At the lower end of the market, many business brokers send out invitation cards or letters, often using computer generated “handwritten” fonts. Some physically go to businesses and drop the card under the door. In almost all cases the message is the same: “we have a buyer for your business”. If you read it carefully, some say, “we may have a buyer for your business”. Do they have a buyer? Usually not. Well, almost never. To be fair, many brokers do have a lot of buyers at any given time, so it is possible one of those buyers will be interested. Usually not though. Usually the business is sold, at the lower end, by using business-for-sale websites.
The broker is hoping the business owner will call, and that will open up a conversation about selling the company. Often too, it is purely about having that card arrive at the right time, when the business owner is starting to think about selling.
Many business owners get lots of these mailings and are used to hearing about all the buyers waiting to buy their business. I’ve done business searches for wealthy buyers, and I have a heck of a time convincing business owners I’m for real. That I really do have a buyer that is interesting in your business. I hate that.

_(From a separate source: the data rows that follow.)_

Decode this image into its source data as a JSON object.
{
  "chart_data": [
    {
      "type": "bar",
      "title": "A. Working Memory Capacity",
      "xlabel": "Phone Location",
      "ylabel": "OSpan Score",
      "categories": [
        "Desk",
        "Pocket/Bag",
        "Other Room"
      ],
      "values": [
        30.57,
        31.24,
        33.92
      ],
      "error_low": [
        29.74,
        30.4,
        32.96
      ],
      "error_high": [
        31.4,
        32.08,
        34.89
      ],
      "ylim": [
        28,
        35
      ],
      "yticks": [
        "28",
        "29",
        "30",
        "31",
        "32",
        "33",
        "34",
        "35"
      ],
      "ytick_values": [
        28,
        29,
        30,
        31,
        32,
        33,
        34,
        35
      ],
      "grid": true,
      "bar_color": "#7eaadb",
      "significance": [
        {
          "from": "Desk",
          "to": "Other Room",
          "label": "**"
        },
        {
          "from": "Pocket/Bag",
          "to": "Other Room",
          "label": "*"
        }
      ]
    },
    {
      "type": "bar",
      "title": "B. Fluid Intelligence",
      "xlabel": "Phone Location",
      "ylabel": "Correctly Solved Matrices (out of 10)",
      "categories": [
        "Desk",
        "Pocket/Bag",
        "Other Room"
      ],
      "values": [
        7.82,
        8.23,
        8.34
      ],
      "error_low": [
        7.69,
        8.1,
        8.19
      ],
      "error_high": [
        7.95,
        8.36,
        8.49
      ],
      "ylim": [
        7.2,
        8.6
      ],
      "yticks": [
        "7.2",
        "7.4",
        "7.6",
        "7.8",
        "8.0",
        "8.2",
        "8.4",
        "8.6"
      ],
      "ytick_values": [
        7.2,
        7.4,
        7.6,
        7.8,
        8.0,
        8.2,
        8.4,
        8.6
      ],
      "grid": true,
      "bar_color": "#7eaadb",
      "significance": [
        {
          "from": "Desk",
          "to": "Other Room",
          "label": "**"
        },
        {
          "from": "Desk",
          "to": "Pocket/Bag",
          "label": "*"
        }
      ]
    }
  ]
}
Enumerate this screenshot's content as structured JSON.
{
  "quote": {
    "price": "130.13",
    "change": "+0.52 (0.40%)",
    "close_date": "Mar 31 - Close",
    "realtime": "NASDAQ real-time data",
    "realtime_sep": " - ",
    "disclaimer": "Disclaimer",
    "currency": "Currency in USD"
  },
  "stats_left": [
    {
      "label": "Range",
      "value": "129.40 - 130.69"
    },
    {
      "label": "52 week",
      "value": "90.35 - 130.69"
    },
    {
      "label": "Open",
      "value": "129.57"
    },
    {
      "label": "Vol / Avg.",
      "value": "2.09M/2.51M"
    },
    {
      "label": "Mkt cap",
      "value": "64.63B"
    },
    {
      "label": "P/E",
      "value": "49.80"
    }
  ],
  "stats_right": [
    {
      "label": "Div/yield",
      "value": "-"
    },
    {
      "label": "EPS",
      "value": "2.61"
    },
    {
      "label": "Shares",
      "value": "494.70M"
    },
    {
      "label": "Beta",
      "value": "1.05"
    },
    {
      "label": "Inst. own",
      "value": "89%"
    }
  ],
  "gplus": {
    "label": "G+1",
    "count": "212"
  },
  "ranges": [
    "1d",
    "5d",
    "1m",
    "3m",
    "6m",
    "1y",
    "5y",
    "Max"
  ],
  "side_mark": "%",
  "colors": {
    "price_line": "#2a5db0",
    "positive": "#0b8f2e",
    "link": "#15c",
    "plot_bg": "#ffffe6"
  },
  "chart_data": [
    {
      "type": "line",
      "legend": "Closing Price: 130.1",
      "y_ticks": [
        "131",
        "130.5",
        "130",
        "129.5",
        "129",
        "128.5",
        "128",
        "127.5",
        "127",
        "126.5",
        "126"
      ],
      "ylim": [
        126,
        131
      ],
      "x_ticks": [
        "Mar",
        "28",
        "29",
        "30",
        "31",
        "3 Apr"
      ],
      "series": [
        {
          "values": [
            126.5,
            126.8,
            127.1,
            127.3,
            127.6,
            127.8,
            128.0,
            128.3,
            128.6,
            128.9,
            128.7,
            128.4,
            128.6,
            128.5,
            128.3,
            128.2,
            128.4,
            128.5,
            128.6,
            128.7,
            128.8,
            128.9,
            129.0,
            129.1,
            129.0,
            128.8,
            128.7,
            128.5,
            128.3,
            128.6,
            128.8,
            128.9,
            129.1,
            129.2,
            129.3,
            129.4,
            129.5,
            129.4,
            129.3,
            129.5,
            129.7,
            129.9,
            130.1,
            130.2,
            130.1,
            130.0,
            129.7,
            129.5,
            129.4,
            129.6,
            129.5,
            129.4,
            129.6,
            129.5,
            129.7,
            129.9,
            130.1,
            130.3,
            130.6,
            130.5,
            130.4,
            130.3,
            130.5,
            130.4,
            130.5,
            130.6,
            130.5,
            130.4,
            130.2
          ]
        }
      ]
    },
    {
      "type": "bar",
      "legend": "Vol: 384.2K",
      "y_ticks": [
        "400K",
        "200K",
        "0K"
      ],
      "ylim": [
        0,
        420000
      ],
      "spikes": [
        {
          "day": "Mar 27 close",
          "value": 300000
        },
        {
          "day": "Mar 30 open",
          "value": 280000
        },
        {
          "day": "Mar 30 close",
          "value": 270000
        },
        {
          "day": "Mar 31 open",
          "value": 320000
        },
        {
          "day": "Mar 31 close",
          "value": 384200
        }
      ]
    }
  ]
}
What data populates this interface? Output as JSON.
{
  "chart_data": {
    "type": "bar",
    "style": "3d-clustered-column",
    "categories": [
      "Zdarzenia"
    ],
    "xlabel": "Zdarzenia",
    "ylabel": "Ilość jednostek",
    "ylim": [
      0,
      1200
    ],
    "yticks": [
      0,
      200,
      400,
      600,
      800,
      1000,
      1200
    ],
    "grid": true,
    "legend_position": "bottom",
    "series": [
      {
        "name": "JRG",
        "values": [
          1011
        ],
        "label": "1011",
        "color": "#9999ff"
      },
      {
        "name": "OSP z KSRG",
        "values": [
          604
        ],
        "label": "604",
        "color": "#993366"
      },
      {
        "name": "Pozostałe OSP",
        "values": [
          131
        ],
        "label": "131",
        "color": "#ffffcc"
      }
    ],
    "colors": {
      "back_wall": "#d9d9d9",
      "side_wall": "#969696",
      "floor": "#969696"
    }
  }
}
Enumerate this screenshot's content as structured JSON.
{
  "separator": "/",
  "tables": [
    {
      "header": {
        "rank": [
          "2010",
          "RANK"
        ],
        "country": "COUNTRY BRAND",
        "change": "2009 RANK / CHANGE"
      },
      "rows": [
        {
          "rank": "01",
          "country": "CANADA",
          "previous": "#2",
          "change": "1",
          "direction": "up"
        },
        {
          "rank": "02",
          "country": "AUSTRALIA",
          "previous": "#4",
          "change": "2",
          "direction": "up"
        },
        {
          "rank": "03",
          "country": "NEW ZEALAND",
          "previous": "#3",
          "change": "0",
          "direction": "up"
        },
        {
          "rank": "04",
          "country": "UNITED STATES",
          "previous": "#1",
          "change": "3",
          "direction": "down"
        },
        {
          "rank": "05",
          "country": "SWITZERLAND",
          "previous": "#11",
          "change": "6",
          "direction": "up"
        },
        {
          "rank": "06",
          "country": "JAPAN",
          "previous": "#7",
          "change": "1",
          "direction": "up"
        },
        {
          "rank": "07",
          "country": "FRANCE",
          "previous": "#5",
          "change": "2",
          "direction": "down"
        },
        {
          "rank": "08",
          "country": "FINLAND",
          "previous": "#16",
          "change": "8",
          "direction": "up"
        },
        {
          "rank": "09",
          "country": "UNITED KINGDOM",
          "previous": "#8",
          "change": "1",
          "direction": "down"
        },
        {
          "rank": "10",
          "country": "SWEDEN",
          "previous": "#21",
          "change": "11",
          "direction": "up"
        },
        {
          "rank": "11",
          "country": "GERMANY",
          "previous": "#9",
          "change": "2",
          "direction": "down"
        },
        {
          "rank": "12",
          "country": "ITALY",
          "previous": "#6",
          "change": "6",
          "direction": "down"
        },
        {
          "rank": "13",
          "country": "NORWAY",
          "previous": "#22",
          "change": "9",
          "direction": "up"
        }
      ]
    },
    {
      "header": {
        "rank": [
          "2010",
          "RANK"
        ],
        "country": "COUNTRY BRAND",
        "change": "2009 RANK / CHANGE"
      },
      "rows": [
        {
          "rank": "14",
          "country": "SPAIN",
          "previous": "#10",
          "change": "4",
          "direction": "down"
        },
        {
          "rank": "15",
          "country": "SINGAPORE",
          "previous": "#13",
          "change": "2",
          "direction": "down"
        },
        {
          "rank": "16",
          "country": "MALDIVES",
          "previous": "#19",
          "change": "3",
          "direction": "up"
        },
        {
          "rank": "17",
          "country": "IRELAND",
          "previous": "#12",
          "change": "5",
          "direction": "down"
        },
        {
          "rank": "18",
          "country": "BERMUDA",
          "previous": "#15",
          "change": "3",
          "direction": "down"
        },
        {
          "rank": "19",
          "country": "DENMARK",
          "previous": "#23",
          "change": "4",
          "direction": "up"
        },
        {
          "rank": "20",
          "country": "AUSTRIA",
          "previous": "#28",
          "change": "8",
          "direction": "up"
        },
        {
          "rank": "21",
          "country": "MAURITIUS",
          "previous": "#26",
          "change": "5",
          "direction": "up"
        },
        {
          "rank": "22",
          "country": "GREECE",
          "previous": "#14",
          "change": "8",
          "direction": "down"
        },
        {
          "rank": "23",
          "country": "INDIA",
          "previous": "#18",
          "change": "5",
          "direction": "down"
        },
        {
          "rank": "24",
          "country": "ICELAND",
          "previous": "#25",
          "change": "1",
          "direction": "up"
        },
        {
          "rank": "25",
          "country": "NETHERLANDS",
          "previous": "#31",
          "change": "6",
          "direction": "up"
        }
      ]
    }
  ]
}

M&A is for larger companies, but the marketing is very similar. The letter may be on watermarked letterhead with first class postage, but the message is the same. In fact, I was at our industry conference (M&A Source) and at the exhibition there was a company that does mailings for firms. The letter looks like it is from a nation wide investment firm and it is pretty darn impressive. It indicates, in a fuzzy sort of way, that there are buyers that have inquired about “companies like yours”. Anyone that responds is sent to the original company that paid for the mailing.
Some firms also use telemarketing, but again it using a similar message. Some are starting to use web advertising (we at Woodbridge do). Seminars are used – in a good way and a bad way. Many use seminars to educate, hoping they impress the attendees enough that they elect to use the company. Some however, use seminars to do a hard sell. If you attend a seminar and they press you to put down a deposit, don’t. Leave, do some research, call some of their clients, Google them, then decide.